23 March 2015
Rates & FX Market Update
DM Bonds Extended Rallies Post-FOMC;
Greek Negotiations to Fuel Risk Aversion in the Week
Highlights
¨
¨ Investors
piled back into USTs as markets continued to price in a pushback in the
Fed’s rate hike cycle while the USD dipped against major crosses. Expect
yields to rise prior to the 2y UST auction on Tuesday where we expect firm
demand on the back of the dovish FOMC. Similarly, Gilt yields mimicked
UST movements on Friday where expectations of weak inflation data tomorrow
should reinforce BoE’s near term dovish tilt; GBP surged against the USD
where we expect the post-dovish FOMC rebound to subside, particularly
ahead of subdued UK inflation expectations print due tomorrow.
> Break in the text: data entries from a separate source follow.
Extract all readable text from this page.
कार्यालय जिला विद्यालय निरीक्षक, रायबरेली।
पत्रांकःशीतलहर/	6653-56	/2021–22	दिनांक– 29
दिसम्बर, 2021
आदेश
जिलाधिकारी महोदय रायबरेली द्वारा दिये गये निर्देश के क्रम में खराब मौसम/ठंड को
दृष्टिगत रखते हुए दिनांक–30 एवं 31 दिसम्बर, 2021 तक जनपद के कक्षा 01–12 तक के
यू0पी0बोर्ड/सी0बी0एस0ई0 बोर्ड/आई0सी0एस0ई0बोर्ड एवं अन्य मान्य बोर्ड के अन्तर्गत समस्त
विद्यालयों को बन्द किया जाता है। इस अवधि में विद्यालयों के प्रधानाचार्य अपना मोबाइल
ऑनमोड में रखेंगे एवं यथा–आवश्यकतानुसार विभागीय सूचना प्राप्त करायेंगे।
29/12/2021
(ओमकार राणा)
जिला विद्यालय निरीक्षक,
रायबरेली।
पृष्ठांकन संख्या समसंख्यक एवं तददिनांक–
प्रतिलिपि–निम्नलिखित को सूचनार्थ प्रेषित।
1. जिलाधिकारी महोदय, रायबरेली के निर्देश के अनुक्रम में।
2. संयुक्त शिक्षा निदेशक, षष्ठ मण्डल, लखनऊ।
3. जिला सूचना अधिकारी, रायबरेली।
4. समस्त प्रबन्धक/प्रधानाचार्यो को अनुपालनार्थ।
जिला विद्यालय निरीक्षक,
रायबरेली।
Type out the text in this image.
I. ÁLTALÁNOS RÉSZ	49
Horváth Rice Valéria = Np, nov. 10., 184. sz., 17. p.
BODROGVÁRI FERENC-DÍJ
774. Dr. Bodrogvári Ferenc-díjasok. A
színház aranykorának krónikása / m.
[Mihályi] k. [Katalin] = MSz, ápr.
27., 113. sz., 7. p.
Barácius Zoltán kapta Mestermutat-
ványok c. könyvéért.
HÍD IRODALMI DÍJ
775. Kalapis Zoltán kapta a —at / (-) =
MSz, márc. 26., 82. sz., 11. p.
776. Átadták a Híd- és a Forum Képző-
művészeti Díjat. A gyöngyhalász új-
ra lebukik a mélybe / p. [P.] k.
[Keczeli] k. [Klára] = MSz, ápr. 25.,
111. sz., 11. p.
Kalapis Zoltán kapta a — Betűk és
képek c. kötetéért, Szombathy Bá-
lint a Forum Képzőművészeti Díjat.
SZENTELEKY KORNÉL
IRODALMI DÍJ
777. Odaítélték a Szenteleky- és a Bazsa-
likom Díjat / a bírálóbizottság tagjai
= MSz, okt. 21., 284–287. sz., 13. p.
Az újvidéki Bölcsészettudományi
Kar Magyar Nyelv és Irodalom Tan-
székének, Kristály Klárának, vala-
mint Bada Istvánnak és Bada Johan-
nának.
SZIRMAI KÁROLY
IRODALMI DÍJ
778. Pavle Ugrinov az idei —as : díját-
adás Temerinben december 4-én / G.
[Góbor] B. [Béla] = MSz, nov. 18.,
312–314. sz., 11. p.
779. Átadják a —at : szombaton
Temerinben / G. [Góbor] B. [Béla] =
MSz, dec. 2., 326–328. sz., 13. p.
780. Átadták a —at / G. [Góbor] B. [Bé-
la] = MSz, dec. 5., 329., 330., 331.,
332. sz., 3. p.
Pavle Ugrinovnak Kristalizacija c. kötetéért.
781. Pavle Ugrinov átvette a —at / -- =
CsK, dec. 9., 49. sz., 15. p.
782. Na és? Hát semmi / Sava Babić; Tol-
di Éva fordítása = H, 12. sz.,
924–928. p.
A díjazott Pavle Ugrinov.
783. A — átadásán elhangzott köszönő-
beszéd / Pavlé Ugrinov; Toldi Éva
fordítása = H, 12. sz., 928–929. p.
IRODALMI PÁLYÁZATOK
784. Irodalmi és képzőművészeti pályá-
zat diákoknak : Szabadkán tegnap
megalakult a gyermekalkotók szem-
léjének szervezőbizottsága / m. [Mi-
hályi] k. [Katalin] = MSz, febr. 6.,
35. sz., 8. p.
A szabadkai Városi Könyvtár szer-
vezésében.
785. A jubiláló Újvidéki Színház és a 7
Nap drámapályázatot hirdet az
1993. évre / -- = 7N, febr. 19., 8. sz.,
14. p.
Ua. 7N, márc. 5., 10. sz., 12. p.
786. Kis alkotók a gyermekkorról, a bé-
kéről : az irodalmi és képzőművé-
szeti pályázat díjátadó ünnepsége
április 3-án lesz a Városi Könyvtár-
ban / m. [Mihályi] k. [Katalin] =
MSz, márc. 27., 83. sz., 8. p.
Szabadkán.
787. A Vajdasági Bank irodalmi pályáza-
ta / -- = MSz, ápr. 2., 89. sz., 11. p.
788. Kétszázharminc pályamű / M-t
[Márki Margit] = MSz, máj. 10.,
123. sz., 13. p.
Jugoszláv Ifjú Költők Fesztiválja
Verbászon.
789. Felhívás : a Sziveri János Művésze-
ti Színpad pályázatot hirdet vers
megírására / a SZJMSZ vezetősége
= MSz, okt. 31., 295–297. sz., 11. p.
In Europe, EGBs
extended gains on Friday, where we expect further volatility to rise as
market eyes the ongoing Greek debt talks with the increasing likelihood of a
compromise; the EUR was up over 1.9% against the broadly weaker USD but expect
uneven PMI data along with the debt negotiations to pressure the EURUSD pair
lower.
¨ In
Asia, UST-SGS spreads widened on Friday with dismal NODX data bolstering the
prospects of additional MAS easing; expect the USDSGD to edge higher on
expectations for weaker CPI later today. Aside, MGS yields were muted
despite the weaker CPI print while the USDMYR broke above its 3.7087 resistance
level; we expect negative sentiment surrounding the country’s continued
macro concerns to pressure the MYR lower. Following BoT’s rate cut, the
central bank revised its 2015 GDP forecast lower from 3% to 2.8% underscoring
subdued growth in the economy; the THB edged marginally higher against the
USD.
¨ AUD
surged 2% on Friday as the USD continued to tumble post-FOMC. We opine the
recent strength in the AUD as temporary given the Fed’s dovish rhetoric where a
stronger 4Q US GDP later this week could reignite USD bulls. The AUD remains fundamentally
overvalued given the slack in the economy while prospects of additional easing
by the RBA should weaken the AUD further.